Seçimlerde doğrularımız ve eğrilerimiz üzerine biz bize bir sohbet

Güncel demokratikleşme hattımız, yoksulluğun istismarına, sosyal cinayetlere ve doğal varlıkların yağmalanmasına karşı mücadelemizle iç içe geçecektir. Önemli olan yolda olmamızdır, ısrarımızdır.

Google Haberlere Abone ol

Sevgili Semih abi,

Evvela mahsus mahalden mahsus selam ederim. Yılların tanışıklığı, hukukumuz ve ortak müktesebatımızla hayatta dert ettiğimiz konuların ortak olduğunu kestirebiliyorum. Ama 2024 Yerel Seçim sonuçları üzerine yazını okuyunca hem dert ettiklerimizin hem de mevcut durumda sorun ettiğimiz önceliklerimizin de çakışması beni ayrıca mutlu ediyor.

Derdimiz sosyalist hareketin “toplumsal karşılığımızı genişletmek”, “ülkenin kültür hayatında var olan damgamızı siyasal ve toplumsal hayatına da” vurmak. Bu amaçla, uzunca süredir ülkemizde yurttaşların toptan politize olduğu nerdeyse tek durum olan seçim ortamlarını değerlendirmek.
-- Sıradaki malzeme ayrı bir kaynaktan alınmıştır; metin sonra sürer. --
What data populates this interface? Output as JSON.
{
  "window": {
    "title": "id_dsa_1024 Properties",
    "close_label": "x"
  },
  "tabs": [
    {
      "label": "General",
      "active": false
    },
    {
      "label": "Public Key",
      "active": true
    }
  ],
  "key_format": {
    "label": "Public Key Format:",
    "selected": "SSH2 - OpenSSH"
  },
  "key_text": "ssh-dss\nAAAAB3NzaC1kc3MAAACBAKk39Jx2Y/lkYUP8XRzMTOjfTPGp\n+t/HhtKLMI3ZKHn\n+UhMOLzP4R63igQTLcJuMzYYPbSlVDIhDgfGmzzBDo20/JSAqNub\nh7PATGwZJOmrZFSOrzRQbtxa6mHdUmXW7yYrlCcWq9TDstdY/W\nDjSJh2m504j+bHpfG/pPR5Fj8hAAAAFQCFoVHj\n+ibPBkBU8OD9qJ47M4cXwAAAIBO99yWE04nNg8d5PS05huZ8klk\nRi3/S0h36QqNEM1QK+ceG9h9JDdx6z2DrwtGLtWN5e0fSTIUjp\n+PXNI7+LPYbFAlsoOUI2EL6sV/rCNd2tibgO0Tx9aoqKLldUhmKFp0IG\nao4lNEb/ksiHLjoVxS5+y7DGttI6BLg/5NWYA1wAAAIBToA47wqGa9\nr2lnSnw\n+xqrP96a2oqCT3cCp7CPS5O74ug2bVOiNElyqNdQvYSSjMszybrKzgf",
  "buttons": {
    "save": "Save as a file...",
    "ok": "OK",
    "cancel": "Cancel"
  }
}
Bu noktada hareketimizin seçimlere gereken önemi vermesinin değerinin altını çizmek isterim. Uzunca bir süredir budanan, güçsüzleştirilen sendikal hareket, dar bir alana sıkıştırılan toplumsal örgütler, yasaklar, baskılar yurttaşın “mücadele edersek değiştiririz” duygusunu önemli ölçüde yıprattı. Seçimler, yurttaşın duruma müdahale edebileceği en önemli araç olarak kaldı. Burada altını çizmemiz gereken, seçimleri yurttaşın önemsemesi nedeni ile de önemsiyor oluşumuzdur. Seçim sonuçlarının, yurttaş iradesini hangi prizmalardan kırıp geçirerek ve bambaşka renklere dönüştürerek yansıttığı konusu epeyce derin bir mevzu.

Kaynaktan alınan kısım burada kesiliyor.